Ms. Jing Huiling was sentenced to 18 months in prison on August 3, 2017 for practicing Falun Gong, a spiritual discipline persecuted by the communist regime in China since 1999.
Although the trial was supposed to be open to the public, the court allowed only the defendant's family members into the courtroom. The personal identification documents of those allowed into the courtroom were carefully screened the day before the trial. A security check was set up at the court entrance to search the two lawyers and families, and cell phones were not allowed in the courtroom.
Xie Gang, the presiding judge, did not allow the lawyers' assistant to take notes. During the cross-examination, one of the lawyers requested the prosecution to display all the evidence. Xie denied the request and expelled the lawyer from the courtroom.
The prosecutor quoted an abolished statutory interpretation by the Supreme People's Court as the basis for Ms. Jing's sentencing and ignored an objection from the other defense lawyer. The judge frequently interrupted Ms. Jing and her lawyer as they spoke. As a result, she could not effectively express her case in her closing statement, and the lawyer could not finish his closing argument.
Ms. Jing filed an appeal immediately after the sentencing.

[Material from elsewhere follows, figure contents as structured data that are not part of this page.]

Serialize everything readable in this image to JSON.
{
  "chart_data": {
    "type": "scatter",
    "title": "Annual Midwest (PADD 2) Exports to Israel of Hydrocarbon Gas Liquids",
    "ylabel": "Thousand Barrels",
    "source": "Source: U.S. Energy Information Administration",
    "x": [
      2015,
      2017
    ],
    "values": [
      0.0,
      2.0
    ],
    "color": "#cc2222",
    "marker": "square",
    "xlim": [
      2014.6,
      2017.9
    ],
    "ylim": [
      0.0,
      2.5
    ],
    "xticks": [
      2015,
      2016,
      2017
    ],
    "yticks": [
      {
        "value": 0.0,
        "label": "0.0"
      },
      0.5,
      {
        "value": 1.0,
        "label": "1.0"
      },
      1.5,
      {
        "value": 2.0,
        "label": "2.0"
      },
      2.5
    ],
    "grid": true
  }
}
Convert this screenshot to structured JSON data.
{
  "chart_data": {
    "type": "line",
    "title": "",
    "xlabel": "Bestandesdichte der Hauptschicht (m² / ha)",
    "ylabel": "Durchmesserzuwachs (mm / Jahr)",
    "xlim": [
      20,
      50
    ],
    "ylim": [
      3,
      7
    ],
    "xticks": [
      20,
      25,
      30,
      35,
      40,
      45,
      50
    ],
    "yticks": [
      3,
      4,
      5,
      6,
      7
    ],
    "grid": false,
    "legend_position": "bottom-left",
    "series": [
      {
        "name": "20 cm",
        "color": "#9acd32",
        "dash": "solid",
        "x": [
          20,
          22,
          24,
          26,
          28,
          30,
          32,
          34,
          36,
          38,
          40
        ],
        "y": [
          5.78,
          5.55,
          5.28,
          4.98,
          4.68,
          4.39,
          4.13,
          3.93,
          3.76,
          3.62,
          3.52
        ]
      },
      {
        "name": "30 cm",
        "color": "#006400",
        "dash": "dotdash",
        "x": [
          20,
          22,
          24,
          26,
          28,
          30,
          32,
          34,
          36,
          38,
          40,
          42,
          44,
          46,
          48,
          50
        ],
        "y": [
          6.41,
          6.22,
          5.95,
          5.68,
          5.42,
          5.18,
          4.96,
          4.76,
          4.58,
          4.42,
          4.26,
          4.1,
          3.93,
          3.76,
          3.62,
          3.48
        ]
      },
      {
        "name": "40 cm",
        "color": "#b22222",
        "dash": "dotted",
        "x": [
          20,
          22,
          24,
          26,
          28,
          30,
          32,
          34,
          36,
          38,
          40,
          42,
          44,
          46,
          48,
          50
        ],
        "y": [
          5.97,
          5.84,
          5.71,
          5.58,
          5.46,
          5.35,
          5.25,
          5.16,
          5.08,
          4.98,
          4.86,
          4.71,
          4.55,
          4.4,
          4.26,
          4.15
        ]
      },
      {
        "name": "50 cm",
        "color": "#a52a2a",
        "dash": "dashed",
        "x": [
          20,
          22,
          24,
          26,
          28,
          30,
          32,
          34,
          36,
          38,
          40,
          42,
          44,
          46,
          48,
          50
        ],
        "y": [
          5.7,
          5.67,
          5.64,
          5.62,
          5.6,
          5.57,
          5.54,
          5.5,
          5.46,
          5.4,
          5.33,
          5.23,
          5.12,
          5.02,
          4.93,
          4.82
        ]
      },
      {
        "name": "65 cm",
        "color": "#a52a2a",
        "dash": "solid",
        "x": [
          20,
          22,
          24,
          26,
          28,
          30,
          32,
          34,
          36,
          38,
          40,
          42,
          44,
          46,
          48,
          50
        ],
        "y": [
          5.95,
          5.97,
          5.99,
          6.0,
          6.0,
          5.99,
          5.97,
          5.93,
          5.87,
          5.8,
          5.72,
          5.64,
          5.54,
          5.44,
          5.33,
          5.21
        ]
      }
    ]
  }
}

Background on the Interpretation of Criminal Law
The indictment was based on the statutory interpretation of Article 300 of the Criminal Law (“Interpretation” hereinafter) issued by the Supreme People’s Court and the Supreme People’s Procuratorate back in November 1999, four months after Jiang Zemin launched a nationwide campaign against Falun Gong. The interpretation directed that anyone practicing or promoting Falun Gong be prosecuted to the fullest extent possible, as Jiang had labeled the practice a “cult.”
A new statutory interpretation of the Criminal Law was developed to replace the 1999 version, and it took effect on February 1, 2017. The new interpretation made no mention of Falun Gong and emphasized that any indictment against anyone engaging in a cult must be based on solid legal grounds. Since no law in China criminalizes Falun Gong or labels it a cult, the indictment lacked legal basis.